EdwardCoffin•1mo ago
In the same vein is the talk Pathological Physics: Tales from 'The Box' [1] which talks about various physics papers written by amateurs and sent in to the physics department at the university the speaker was in.

[1] https://www.youtube.com/watch?v=HXSgp755DSA

maweki•1mo ago
I had a lot of contact with computer science students coming from the other side, meaning they used Z3 or other (SMT) solvers as blackboxes which they just use at a certain point in their algorithm without having thought what theories they are using (the T in SMT) and what's undecidable in general or in that theory.

So I had quite a few "groundbreaking" approaches end in disappointment.

It's important to know the capabilities and limits of your tools.

gcr•1mo ago
It’s interesting to me that Augustus DeMorgan’s view of “a paradoxer” is someone who “attacks the consequences, direct and indirect, of the mathematical method.” (gentle paraphrase)
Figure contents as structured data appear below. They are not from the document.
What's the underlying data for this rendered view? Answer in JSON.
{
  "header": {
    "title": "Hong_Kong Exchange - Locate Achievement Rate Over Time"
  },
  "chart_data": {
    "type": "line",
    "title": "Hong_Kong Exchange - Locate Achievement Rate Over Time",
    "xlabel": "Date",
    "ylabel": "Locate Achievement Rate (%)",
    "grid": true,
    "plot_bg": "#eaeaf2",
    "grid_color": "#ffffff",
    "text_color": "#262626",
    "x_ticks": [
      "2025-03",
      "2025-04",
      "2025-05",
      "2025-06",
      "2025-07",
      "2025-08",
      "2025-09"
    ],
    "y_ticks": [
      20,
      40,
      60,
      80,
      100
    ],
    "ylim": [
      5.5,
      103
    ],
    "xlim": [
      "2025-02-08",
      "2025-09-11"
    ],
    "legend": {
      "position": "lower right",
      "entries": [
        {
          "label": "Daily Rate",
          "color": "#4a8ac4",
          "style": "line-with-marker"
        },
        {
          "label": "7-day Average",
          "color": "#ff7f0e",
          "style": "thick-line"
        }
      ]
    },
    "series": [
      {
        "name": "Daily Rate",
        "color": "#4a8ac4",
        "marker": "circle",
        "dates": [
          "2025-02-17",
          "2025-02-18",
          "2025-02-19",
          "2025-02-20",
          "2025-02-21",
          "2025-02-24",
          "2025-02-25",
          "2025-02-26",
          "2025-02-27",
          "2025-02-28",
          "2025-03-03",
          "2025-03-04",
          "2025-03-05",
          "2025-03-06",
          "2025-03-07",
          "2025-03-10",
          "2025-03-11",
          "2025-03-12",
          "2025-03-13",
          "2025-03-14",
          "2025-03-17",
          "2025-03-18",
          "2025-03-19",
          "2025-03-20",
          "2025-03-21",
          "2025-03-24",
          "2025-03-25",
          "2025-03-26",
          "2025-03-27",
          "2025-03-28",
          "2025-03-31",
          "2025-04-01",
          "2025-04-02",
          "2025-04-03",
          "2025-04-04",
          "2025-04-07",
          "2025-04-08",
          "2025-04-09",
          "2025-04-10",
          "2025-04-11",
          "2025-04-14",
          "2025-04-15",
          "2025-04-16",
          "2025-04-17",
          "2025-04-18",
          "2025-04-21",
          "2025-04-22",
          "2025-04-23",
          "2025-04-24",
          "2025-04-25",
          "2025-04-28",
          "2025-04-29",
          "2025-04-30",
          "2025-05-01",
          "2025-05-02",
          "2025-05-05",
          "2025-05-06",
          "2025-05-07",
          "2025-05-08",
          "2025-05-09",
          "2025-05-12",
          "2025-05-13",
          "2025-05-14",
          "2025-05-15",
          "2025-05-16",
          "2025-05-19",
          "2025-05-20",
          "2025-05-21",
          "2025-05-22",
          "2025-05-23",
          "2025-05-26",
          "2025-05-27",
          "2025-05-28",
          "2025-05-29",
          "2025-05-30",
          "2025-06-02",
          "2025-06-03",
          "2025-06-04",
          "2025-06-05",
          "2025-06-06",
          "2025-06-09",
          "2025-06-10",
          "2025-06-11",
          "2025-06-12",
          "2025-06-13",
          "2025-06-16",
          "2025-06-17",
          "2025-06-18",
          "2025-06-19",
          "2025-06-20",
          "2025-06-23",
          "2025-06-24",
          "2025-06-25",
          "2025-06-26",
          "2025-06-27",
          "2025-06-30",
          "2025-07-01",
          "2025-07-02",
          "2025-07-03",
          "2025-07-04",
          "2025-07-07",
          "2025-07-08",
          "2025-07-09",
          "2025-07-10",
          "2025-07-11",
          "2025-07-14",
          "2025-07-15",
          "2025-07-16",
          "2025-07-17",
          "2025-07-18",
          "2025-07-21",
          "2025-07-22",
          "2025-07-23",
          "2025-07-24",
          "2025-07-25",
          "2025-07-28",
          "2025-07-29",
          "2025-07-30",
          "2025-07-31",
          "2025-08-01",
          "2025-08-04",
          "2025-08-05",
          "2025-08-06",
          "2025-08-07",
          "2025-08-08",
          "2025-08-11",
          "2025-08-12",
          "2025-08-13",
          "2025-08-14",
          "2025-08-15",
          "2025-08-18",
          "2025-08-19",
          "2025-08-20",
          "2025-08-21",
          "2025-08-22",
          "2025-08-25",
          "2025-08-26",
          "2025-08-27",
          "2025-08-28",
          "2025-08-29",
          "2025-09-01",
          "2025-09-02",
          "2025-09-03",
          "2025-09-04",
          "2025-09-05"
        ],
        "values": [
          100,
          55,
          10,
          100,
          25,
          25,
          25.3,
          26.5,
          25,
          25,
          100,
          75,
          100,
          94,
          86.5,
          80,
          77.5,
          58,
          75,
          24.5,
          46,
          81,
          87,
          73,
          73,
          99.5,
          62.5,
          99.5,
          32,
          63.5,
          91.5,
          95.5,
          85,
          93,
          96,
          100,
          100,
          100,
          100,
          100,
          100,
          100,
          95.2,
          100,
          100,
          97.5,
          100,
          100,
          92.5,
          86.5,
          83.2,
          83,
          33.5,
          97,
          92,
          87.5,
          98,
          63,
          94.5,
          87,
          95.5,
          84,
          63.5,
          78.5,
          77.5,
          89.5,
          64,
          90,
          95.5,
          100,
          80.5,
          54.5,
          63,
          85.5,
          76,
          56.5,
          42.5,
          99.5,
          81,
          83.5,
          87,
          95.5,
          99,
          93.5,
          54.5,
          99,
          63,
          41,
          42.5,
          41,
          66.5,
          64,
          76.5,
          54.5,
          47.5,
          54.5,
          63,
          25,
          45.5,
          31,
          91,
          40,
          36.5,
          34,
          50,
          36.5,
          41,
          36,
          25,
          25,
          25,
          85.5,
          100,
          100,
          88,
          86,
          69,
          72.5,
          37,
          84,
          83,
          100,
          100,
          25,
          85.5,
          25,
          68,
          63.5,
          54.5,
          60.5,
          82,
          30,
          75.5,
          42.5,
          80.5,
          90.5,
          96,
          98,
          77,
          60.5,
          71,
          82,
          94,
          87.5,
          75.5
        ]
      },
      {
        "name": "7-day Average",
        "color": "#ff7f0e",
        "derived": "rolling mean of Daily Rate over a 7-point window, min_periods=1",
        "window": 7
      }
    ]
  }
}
Why is that the central tenet of being a paradoxer? To me, that’s how I learn and internalize things. I take the premise under study, find some consequence that feels absurd, and turn it this way and that in my mind until the flaw in my own previous thinking becomes clear to me.

Are there better ways of learning?

Does this make me more prone to being a paradoxer?

talyian•1mo ago
It makes you a paradoxer if you stopped after the step of finding the consequence that feels absurd.
theodorethomas•1mo ago
The sheer amount of dedication is awe-inspiring. In the 80s, at Imperial College, London, Theoretical Physics Group, we came across some correspondence intended for one of the professors, I think. This person had evidently "translated" his native Spanish into English, laboriously, via some dictionary we thought. We spent many tea breaks puzzling over phrases such as

"Is well-knew the refran: of the said to made it has a good road."